The “upcoming” part had some things which were a bit more relevant. It turns out that if an image which requires authentication had already been downloaded, the Pod’s credentials aren’t checked. I was pretty surprised that hadn’t already been the case, but soon that little hole will be closed. I’ve also written down “Service Account pull credentials rather than separate secret options”. I’m not sure what this means, and I can’t find the point in the talk recording which prompted me to make this note. Hopefully it means something to someone.

KubeCon Family Fortune

Another “fun” presentation, taking the popular game show format (also known as “Family Feud”) to Kubernetes. I appreciated them framing it as “Tabs v Spaces”, although a serious opportunity was missed by putting Tabitha on the “Spaces” team, or at the very least not by pointing out this contradiction.

GPU Sharing at CERN: Cutting the Cake Without Losing a Slice!

A talk by CERN promised to be interesting, if again beyond our scale. This had a bit of a classic computer science bin-packing flavour to it, about optimising GPU usage between teams and workloads. Traditionally, a GPU would be assigned to one team, but would often be unused between training runs or similar. This would suggest a move towards a more centralised setup to reduce idle time. At that point you run the risk of demand outstripping supply, so GPU sharing is vital to effectively use your resources.
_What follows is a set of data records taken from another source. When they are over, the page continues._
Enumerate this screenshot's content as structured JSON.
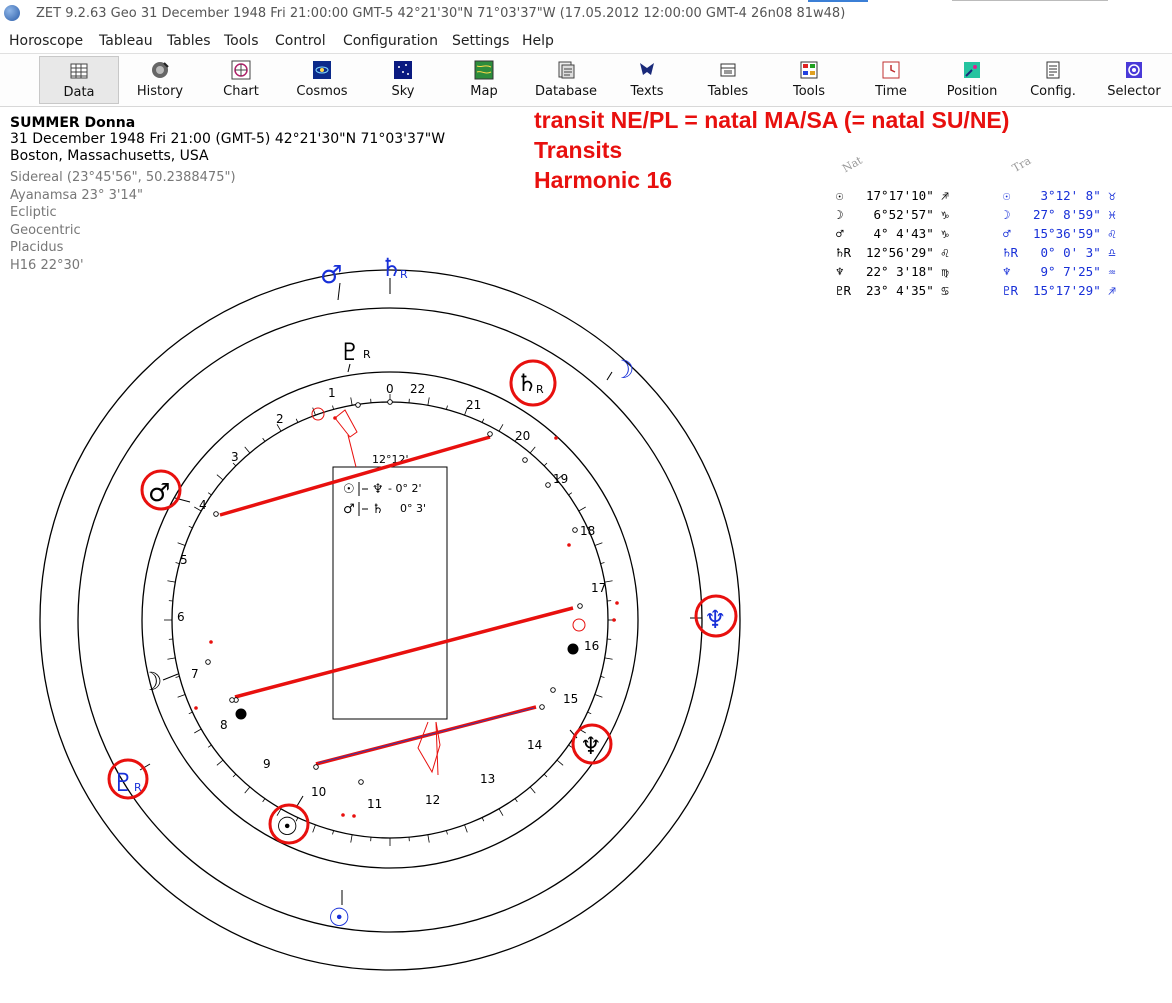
{
  "window": {
    "title": "ZET 9.2.63 Geo   31 December 1948  Fri  21:00:00 GMT-5 42°21'30\"N  71°03'37\"W  (17.05.2012  12:00:00 GMT-4 26n08 81w48)"
  },
  "menu": [
    "Horoscope",
    "Tableau",
    "Tables",
    "Tools",
    "Control",
    "Configuration",
    "Settings",
    "Help"
  ],
  "toolbar": [
    {
      "label": "Data",
      "icon": "data-grid-icon",
      "active": true
    },
    {
      "label": "History",
      "icon": "history-icon"
    },
    {
      "label": "Chart",
      "icon": "chart-wheel-icon"
    },
    {
      "label": "Cosmos",
      "icon": "cosmos-icon"
    },
    {
      "label": "Sky",
      "icon": "sky-icon"
    },
    {
      "label": "Map",
      "icon": "map-icon"
    },
    {
      "label": "Database",
      "icon": "database-icon"
    },
    {
      "label": "Texts",
      "icon": "texts-icon"
    },
    {
      "label": "Tables",
      "icon": "tables-icon"
    },
    {
      "label": "Tools",
      "icon": "tools-icon"
    },
    {
      "label": "Time",
      "icon": "time-icon"
    },
    {
      "label": "Position",
      "icon": "position-icon"
    },
    {
      "label": "Config.",
      "icon": "config-icon"
    },
    {
      "label": "Selector",
      "icon": "selector-icon"
    }
  ],
  "info": {
    "name": "SUMMER Donna",
    "date_line": "31 December 1948  Fri  21:00 (GMT-5) 42°21'30\"N  71°03'37\"W",
    "place": "Boston, Massachusetts, USA",
    "details": [
      "Sidereal (23°45'56\", 50.2388475\")",
      "Ayanamsa 23° 3'14\"",
      "Ecliptic",
      "Geocentric",
      "Placidus",
      "H16  22°30'"
    ]
  },
  "headline": [
    "transit NE/PL = natal MA/SA (= natal SU/NE)",
    "Transits",
    "Harmonic 16"
  ],
  "positions": {
    "nat_header": "Nat",
    "tra_header": "Tra",
    "rows": [
      {
        "ng": "☉",
        "nv": "17°17'10\"",
        "ns": "♐",
        "tg": "☉",
        "tv": " 3°12' 8\"",
        "ts": "♉"
      },
      {
        "ng": "☽",
        "nv": " 6°52'57\"",
        "ns": "♑",
        "tg": "☽",
        "tv": "27° 8'59\"",
        "ts": "♓"
      },
      {
        "ng": "♂",
        "nv": " 4° 4'43\"",
        "ns": "♑",
        "tg": "♂",
        "tv": "15°36'59\"",
        "ts": "♌"
      },
      {
        "ng": "♄R",
        "nv": "12°56'29\"",
        "ns": "♌",
        "tg": "♄R",
        "tv": " 0° 0' 3\"",
        "ts": "♎"
      },
      {
        "ng": "♆",
        "nv": "22° 3'18\"",
        "ns": "♍",
        "tg": "♆",
        "tv": " 9° 7'25\"",
        "ts": "♒"
      },
      {
        "ng": "♇R",
        "nv": "23° 4'35\"",
        "ns": "♋",
        "tg": "♇R",
        "tv": "15°17'29\"",
        "ts": "♐"
      }
    ]
  },
  "chart": {
    "house_numbers": [
      "0",
      "1",
      "2",
      "3",
      "4",
      "5",
      "6",
      "7",
      "8",
      "9",
      "10",
      "11",
      "12",
      "13",
      "14",
      "15",
      "16",
      "17",
      "18",
      "19",
      "20",
      "21",
      "22"
    ],
    "midpoint_box": {
      "header": "12°12'",
      "line1_a": "☉",
      "line1_b": "♆",
      "line1_value": "- 0° 2'",
      "line2_a": "♂",
      "line2_b": "♄",
      "line2_value": "0° 3'"
    },
    "transit_glyphs": [
      "♂",
      "♄",
      "☽",
      "♆",
      "♇",
      "☉"
    ],
    "natal_glyphs": [
      "♇",
      "♄",
      "♂",
      "☽",
      "♆",
      "☉"
    ],
    "retro_mark": "R"
  },
  "colors": {
    "red": "#e8100e",
    "blue": "#1830d8",
    "black": "#000000"
  }
}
There are a few different technical approaches to sharing a GPU across workloads. The simplest is time-slicing, a strategy which dates all the way back to the mainframes of old. It’s well-understood and straightforward, but has issues when it comes to memory-sharing and context switching. One alternative is known as Multi Process Service (MPS) where a control daemon process manages cooperative multitasking. This means that there is no context switching overhead, and also it’s impossible for one process to starve others.

Another approach is Multi Instance GPU (MIG), which requires compatible GPUs which can be sliced into independent partitions. This is a nice idea in the abstract, but it’s a bit inflexible as you can’t readily re-partition the GPUs as workloads change and the configuration is per-node. This can be solved by the upcoming Dynamic Resource Allocation tooling (which was mentioned in a lot of talks).
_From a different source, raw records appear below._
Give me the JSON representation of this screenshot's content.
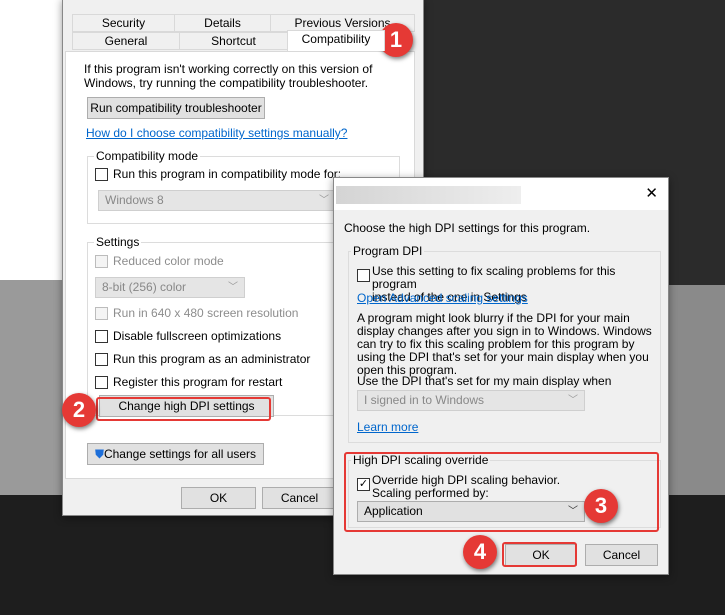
{
  "properties_dialog": {
    "tabs_row1": [
      "Security",
      "Details",
      "Previous Versions"
    ],
    "tabs_row2": [
      "General",
      "Shortcut",
      "Compatibility"
    ],
    "active_tab": "Compatibility",
    "intro": "If this program isn't working correctly on this version of Windows, try running the compatibility troubleshooter.",
    "troubleshooter_button": "Run compatibility troubleshooter",
    "help_link": "How do I choose compatibility settings manually?",
    "compat_mode": {
      "label": "Compatibility mode",
      "checkbox": "Run this program in compatibility mode for:",
      "checked": false,
      "select_value": "Windows 8"
    },
    "settings": {
      "label": "Settings",
      "reduced_color": "Reduced color mode",
      "color_select": "8-bit (256) color",
      "run_640": "Run in 640 x 480 screen resolution",
      "disable_fullscreen": "Disable fullscreen optimizations",
      "run_admin": "Run this program as an administrator",
      "register_restart": "Register this program for restart",
      "change_dpi_button": "Change high DPI settings"
    },
    "all_users_button": "Change settings for all users",
    "ok": "OK",
    "cancel": "Cancel"
  },
  "dpi_dialog": {
    "intro": "Choose the high DPI settings for this program.",
    "program_dpi": {
      "label": "Program DPI",
      "checkbox_line1": "Use this setting to fix scaling problems for this program",
      "checkbox_line2": "instead of the one in Settings",
      "checked": false,
      "advanced_link": "Open Advanced scaling settings",
      "description": "A program might look blurry if the DPI for your main display changes after you sign in to Windows. Windows can try to fix this scaling problem for this program by using the DPI that's set for your main display when you open this program.",
      "use_dpi_label": "Use the DPI that's set for my main display when",
      "use_dpi_select": "I signed in to Windows",
      "learn_more": "Learn more"
    },
    "override": {
      "label": "High DPI scaling override",
      "checkbox_line1": "Override high DPI scaling behavior.",
      "checkbox_line2": "Scaling performed by:",
      "checked": true,
      "select_value": "Application"
    },
    "ok": "OK",
    "cancel": "Cancel",
    "close": "✕"
  },
  "badges": [
    "1",
    "2",
    "3",
    "4"
  ],
  "colors": {
    "badge": "#e53935",
    "link": "#0066cc",
    "highlight": "#e53935"
  }
}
The speaker finished with some benchmarks, showing that the different types of workload can behave very differently on MPS vs timeslicing, so it’s important for a platform team to educate the users on which works best for their compute tasks.

Image Snapshotters for Efficient Container Execution in Particle Physics

Another talk by CERN was my last one of day 2. They started with the stat that 85% of the bytes downloaded are not used by a container. Physicists’ containers often end up gigabytes in size in such a way that they can’t be slimmed down. This means that images have to wait a long time before the whole container is downloaded before they can start. One way to reduce this startup latency is lazy pulling, where the storage layer intelligently fetches only the bytes that the container actually needs, at the cost of some runtime performance.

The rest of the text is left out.